I met him when I was 25. I had developed a product, but hadn’t gotten anyone to believe in it. I went to trade shows and borrowed booth space from friends, they let me camp out in a corner and meet people there so I could do demos. At one of these shows “Dick” had been given the space next to me. He always talked so loud that the people I talked to couldn’t hear me. He took up my space so I had to stand against the wall and look like an idiot.
…
Anyway, a couple of weeks ago “Dick” showed up again in my life, this time on Facebook. I had forgotten what a jerk he was.
This is good. I’ve met many a person who was a “Dick” in my life. But this:
Because I’m so forgetful, he actually had a chance for a clean fresh start.
I’ve read Dave Winer’s blog for a long time and I don’t think he’s forgetful. I think instead that he’s a genuinely good person and more importantly, forgiving.
I want to believe that people can change for the better, want to believe that they can and have grown into whole human beings. People deserve fresh starts. With all the dick-ish things I’ve done, I’m always grateful when I’m given another chance.
But also… It’s too easy for me to let that “power of hope” trump the truth of who people are, who they continue to be. I often set myself up to be stung while waving the banner of forgiveness. I can want things to be “okay” to the point where I’m simply in denial.
If people are still dicks after their “sins” have been forgotten then screw ‘em.

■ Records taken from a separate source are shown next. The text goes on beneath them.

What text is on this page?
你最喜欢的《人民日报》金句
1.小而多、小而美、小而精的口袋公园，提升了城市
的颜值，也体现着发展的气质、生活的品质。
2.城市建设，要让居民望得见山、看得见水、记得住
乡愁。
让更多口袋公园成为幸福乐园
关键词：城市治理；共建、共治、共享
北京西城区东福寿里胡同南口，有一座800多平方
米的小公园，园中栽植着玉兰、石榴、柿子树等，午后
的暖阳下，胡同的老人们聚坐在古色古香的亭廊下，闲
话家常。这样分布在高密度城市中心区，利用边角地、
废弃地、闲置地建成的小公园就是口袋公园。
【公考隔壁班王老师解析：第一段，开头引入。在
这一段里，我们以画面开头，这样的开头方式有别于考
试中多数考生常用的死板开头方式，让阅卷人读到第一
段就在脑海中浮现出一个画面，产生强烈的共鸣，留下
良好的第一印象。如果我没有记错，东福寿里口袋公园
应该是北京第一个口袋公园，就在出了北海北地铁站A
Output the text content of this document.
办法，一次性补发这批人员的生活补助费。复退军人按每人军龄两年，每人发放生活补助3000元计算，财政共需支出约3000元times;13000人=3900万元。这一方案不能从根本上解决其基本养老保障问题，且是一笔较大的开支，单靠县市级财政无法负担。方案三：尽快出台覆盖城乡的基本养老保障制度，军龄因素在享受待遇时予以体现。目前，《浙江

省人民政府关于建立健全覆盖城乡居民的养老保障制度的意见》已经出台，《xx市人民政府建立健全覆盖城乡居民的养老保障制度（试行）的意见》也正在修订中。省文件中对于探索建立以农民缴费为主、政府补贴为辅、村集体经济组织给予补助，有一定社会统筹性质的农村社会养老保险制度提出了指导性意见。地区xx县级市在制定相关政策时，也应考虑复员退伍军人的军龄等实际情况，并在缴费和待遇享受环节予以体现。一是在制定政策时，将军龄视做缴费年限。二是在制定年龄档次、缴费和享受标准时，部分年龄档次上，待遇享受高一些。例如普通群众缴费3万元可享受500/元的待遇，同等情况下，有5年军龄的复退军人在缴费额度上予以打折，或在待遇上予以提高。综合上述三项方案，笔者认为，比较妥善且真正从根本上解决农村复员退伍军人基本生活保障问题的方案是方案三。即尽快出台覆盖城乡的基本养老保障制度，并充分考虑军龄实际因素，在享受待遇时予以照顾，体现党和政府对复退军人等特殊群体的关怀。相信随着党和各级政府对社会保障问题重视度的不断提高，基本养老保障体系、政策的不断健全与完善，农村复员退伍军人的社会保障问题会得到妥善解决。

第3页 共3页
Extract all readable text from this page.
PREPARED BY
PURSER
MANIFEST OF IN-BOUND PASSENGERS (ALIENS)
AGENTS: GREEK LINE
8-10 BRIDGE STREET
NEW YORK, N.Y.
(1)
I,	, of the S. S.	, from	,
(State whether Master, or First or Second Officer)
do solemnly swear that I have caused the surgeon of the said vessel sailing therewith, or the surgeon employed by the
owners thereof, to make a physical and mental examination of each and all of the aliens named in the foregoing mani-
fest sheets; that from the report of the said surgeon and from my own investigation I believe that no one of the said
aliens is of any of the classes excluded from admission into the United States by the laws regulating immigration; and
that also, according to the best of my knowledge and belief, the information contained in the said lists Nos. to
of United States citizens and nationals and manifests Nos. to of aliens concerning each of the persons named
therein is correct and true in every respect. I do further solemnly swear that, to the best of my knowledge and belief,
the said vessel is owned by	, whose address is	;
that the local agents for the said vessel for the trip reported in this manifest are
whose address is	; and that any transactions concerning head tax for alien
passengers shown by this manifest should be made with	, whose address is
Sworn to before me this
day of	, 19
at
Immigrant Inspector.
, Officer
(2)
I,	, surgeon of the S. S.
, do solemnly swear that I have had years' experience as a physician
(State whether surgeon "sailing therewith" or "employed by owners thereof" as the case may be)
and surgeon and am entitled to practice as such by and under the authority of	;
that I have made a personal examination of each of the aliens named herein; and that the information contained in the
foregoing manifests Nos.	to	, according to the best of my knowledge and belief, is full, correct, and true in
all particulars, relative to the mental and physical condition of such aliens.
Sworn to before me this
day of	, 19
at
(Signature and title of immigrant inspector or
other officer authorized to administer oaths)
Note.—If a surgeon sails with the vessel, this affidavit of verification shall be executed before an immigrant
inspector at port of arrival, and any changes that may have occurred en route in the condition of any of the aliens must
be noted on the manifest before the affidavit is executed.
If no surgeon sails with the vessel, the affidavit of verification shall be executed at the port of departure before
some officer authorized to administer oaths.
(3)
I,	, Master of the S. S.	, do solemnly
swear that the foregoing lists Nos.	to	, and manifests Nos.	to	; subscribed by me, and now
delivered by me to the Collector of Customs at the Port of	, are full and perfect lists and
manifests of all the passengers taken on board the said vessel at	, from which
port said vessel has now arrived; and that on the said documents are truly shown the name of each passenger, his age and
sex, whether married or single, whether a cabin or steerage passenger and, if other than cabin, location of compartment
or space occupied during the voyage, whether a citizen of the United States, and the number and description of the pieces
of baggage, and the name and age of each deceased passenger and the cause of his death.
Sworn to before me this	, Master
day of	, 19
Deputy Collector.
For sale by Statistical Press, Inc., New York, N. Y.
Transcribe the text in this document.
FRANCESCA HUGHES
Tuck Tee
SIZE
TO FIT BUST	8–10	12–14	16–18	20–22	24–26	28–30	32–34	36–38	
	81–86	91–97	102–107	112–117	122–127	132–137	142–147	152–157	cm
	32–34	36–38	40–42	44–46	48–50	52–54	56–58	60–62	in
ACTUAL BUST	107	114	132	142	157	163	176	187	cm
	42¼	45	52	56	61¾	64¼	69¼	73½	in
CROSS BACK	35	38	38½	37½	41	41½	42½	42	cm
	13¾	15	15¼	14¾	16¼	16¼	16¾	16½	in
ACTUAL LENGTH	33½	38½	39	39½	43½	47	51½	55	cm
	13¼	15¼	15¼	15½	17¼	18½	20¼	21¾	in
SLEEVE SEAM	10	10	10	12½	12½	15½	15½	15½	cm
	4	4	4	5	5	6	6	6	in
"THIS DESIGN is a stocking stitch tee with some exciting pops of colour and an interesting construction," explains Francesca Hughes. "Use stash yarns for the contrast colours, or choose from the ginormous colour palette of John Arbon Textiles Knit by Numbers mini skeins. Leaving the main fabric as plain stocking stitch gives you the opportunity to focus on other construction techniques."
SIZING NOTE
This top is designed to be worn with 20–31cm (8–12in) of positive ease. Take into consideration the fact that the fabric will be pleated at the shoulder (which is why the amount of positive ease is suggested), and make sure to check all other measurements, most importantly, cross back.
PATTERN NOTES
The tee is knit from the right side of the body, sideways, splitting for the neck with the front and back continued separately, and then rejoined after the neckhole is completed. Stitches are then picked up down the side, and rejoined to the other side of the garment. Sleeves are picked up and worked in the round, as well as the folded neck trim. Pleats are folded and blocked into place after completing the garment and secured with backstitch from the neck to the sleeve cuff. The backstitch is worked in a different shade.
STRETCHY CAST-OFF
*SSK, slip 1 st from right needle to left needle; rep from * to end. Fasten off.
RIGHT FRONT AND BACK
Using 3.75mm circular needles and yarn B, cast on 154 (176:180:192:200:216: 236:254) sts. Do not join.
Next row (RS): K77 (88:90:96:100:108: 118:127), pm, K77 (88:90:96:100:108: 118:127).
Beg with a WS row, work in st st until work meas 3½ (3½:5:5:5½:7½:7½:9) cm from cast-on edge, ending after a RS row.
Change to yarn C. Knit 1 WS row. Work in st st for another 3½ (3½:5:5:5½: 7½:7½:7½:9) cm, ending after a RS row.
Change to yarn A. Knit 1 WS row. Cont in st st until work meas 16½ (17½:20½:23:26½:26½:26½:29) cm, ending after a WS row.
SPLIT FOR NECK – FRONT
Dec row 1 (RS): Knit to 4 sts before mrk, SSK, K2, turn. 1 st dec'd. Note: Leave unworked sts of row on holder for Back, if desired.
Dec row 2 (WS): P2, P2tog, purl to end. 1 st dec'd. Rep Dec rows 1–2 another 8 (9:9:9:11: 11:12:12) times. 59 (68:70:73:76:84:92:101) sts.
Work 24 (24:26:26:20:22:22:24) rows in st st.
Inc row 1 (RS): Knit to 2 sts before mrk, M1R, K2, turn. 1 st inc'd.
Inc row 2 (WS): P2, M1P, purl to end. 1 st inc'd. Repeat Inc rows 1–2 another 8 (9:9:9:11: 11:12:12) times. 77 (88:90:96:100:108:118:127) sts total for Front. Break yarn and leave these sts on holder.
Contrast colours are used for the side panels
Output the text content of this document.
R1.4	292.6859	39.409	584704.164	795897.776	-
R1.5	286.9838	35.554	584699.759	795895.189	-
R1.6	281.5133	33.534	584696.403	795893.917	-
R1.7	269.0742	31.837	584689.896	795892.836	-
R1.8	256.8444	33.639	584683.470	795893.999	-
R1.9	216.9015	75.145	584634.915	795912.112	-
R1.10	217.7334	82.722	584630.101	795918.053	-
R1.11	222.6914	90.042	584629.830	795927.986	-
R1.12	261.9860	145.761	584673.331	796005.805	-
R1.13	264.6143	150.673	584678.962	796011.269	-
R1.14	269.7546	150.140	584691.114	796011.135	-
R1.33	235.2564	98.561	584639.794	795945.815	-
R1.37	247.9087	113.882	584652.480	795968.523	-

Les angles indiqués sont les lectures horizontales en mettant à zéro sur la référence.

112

I blocked one of my brother’s numbers from ringing and dinging my phone a year or so ago. He hadn’t changed and life’s too good when it’s quiet to be dicking around with dicks.
Read more of Dave’s stuff. You won’t be disappointed.
#advancedsoul
RecipeForIceCubes · Aug 31, 2018 at 12:50 pm
Very well stated. I was in a cycle of feelings and buried guilt myself. After I made some amends many others became easier and what I received back was mostly positive outcomes. Some people were neutral and others simply had forgotten what I was trying to apologize for.
The living amends I have either chosen to have or simply must carry with me due to absenteeism of the the person/people help me daily also. Keep it rolling Friend. One day, hour or minute at a time. AA will always have our backs.
tcr! · Aug 31, 2018 at 2:10 pm
It’s truly a blessing that we can honestly let go of those cyclical feelings and buried guilt with Steps 8 and 9.